Insurance Reimbursement for Frozen Pipe

Jim Panek
  • Accountant
  • Charlotte, NC
Posted

Hello,

I own an upper/lower duplex in Milwaukee, WI. I live (well lived) in the lower unit, and rented out the upper unit. BecauseI lived in the home I had a homeowners insurance policy (not a landlord policy). On Christmas a pipe upstairs froze causing water damage to the upper unit floors, and damage to much of the lower unit (that I lived in) ceilings, walls, floors, etc. 

Where it gets tricky. I planned on moving out of the lower unit 02/15 (and did so) and planned on renting out that lower unit like the day I moved out. I did not have a lease or anything set in place before the pipe burst on Christmas. I moved to North Carolina on 2/15. The water mitigation team came out immediately after the pipe burst and did there thing, then the reconstruction team got their estimate out to my All State Insurance on 01/16/2023. I was prepared to just bite a month or two of lost revenue on it, but it is now 03/09/2023 and insurance has STILL NOT EVEN approved the estimate (after a ton of follow ups by me and the reconstruction team). So I am now losing and will continue to lose multiple months of rental income on this (reconstruction may take several months). I seem to be in a hard place though because it's a homeowners insurance policy and they claim to not be paying for lost revenue even though I am moved out and it's sitting vacant.

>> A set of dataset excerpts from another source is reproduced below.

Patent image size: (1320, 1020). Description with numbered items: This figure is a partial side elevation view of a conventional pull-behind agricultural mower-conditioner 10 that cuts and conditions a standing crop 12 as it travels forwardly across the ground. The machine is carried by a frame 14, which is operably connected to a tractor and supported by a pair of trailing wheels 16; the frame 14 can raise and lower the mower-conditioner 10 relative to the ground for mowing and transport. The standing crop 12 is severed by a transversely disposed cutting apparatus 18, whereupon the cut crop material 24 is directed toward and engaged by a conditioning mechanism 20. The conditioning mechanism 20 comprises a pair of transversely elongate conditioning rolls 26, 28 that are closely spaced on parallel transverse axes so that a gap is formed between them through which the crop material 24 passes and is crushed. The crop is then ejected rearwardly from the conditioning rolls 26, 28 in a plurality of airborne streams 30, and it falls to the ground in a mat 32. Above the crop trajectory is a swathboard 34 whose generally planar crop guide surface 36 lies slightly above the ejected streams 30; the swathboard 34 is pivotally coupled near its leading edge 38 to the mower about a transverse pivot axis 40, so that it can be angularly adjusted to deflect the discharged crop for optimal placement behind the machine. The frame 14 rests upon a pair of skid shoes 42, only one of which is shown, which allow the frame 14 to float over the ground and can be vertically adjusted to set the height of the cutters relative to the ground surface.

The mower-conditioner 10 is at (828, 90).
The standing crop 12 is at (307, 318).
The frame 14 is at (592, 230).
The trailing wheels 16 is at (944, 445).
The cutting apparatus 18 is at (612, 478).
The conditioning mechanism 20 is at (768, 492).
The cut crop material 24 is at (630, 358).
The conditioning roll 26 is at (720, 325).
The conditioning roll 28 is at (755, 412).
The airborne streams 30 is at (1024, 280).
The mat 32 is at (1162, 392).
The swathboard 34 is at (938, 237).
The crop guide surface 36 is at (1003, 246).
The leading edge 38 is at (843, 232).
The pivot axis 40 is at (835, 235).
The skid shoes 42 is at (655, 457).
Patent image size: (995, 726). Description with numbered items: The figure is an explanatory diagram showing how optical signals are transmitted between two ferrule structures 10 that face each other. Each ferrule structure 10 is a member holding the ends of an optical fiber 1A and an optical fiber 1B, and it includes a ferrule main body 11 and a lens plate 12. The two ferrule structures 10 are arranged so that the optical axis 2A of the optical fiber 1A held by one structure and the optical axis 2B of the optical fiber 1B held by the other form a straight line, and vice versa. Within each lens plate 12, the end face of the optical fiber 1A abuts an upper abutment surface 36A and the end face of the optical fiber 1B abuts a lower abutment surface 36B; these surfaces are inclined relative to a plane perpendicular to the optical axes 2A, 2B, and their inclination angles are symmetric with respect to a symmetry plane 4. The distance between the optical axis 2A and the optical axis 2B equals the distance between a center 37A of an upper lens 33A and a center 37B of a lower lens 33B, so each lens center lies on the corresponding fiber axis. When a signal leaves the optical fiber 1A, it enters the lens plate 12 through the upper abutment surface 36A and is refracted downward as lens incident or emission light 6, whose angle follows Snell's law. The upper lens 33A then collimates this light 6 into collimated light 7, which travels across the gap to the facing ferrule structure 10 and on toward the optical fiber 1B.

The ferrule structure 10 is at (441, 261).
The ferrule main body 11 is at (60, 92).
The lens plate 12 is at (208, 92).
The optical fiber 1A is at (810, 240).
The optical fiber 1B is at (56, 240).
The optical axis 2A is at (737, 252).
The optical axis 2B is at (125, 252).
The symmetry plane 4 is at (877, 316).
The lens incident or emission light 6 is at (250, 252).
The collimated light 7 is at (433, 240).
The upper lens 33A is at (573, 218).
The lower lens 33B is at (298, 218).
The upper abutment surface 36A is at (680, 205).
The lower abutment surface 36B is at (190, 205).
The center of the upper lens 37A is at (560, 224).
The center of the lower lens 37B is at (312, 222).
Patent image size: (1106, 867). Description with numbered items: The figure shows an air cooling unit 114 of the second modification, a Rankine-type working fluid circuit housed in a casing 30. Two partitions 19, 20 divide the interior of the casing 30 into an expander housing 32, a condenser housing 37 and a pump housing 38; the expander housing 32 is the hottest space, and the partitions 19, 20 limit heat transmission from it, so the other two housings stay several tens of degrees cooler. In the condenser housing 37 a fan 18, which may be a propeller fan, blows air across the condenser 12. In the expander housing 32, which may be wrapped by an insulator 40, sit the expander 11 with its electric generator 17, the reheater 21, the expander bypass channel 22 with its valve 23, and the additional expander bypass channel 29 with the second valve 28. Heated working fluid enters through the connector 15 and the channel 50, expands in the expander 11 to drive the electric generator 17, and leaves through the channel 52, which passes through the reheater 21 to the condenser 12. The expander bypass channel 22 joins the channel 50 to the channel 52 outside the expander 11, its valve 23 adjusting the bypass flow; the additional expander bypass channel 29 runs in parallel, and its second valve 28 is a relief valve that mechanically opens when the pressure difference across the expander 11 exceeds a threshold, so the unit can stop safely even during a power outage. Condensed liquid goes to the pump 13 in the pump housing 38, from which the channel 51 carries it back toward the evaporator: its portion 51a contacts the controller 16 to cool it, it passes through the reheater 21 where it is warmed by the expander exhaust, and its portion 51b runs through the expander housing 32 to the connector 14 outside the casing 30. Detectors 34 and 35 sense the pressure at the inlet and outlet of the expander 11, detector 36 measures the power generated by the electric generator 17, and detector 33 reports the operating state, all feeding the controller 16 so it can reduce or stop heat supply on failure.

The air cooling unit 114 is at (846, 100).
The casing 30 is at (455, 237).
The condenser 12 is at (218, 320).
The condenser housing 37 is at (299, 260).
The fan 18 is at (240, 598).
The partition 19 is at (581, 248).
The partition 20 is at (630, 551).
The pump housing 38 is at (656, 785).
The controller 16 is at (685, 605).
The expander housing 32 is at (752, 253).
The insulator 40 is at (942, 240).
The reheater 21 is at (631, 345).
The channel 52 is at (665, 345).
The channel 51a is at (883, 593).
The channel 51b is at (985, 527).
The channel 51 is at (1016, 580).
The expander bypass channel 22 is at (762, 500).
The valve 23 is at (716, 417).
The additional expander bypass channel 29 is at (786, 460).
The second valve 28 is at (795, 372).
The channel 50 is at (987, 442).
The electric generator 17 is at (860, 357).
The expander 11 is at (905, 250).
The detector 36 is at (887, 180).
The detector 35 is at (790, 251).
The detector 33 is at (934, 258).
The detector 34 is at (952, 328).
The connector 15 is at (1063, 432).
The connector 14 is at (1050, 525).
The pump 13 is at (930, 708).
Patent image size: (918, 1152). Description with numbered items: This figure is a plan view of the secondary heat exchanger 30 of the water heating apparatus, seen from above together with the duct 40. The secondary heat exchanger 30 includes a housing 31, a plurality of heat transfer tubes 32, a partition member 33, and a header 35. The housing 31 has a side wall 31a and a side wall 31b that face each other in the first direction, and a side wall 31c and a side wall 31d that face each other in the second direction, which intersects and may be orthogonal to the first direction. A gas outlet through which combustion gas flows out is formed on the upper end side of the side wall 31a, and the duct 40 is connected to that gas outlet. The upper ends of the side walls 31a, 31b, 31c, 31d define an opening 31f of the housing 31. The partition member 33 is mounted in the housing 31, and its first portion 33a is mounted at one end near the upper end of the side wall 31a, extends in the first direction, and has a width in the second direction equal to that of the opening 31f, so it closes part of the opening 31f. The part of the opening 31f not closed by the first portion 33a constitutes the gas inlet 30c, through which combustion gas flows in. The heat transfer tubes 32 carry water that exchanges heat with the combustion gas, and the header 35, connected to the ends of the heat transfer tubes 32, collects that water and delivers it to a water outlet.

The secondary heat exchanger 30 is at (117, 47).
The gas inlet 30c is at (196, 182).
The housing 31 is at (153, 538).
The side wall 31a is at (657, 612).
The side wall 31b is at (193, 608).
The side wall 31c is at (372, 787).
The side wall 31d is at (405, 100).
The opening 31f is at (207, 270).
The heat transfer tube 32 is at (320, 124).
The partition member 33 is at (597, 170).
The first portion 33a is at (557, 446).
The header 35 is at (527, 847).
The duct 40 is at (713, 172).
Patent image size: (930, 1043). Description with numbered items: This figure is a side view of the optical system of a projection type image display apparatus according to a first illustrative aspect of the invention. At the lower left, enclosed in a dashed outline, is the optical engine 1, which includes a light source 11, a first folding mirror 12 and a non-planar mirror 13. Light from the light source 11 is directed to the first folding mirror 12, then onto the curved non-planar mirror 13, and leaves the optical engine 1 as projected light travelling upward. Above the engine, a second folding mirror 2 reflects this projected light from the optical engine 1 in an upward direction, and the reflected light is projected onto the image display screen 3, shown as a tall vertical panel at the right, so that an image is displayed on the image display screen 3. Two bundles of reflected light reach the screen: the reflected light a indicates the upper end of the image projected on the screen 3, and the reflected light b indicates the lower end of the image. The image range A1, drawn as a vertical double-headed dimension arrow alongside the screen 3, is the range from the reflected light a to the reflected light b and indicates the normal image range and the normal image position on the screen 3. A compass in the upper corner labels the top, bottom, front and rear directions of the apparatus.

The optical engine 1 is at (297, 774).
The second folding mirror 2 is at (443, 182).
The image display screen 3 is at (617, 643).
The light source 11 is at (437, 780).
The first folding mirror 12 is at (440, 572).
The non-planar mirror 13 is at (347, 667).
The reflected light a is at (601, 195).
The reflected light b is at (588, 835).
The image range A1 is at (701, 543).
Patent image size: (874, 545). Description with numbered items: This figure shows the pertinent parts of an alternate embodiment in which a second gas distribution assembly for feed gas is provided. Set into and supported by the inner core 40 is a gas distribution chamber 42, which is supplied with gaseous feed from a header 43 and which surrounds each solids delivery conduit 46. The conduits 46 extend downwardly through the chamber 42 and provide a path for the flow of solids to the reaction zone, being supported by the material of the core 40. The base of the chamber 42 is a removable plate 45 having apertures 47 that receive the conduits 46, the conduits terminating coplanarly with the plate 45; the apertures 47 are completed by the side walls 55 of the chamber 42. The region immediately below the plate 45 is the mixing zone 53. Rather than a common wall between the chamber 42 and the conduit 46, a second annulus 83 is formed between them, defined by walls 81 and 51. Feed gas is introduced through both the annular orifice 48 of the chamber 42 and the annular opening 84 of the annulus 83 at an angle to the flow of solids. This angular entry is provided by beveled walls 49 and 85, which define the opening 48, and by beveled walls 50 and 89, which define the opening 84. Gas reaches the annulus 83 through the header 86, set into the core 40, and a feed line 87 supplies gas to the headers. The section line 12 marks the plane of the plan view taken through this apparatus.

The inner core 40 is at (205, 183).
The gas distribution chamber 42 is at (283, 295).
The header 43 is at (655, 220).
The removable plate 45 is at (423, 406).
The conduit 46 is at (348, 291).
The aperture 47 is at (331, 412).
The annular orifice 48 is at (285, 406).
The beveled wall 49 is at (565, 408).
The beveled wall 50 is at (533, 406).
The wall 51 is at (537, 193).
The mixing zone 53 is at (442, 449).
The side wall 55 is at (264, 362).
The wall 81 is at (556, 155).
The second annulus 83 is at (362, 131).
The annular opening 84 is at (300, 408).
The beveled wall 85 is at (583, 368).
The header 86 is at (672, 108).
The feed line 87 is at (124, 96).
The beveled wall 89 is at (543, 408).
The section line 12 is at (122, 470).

Can anyone share some advice on: Is there any way insurance should be paying for the lost rental income? Can the fact that they have been extremely slow in the process be used? I'd like to claim I still live there in order to get some temporary housing (which I would actually use since I travel back and forth to there), is this a viable option?

Thank so much in advance for any insight!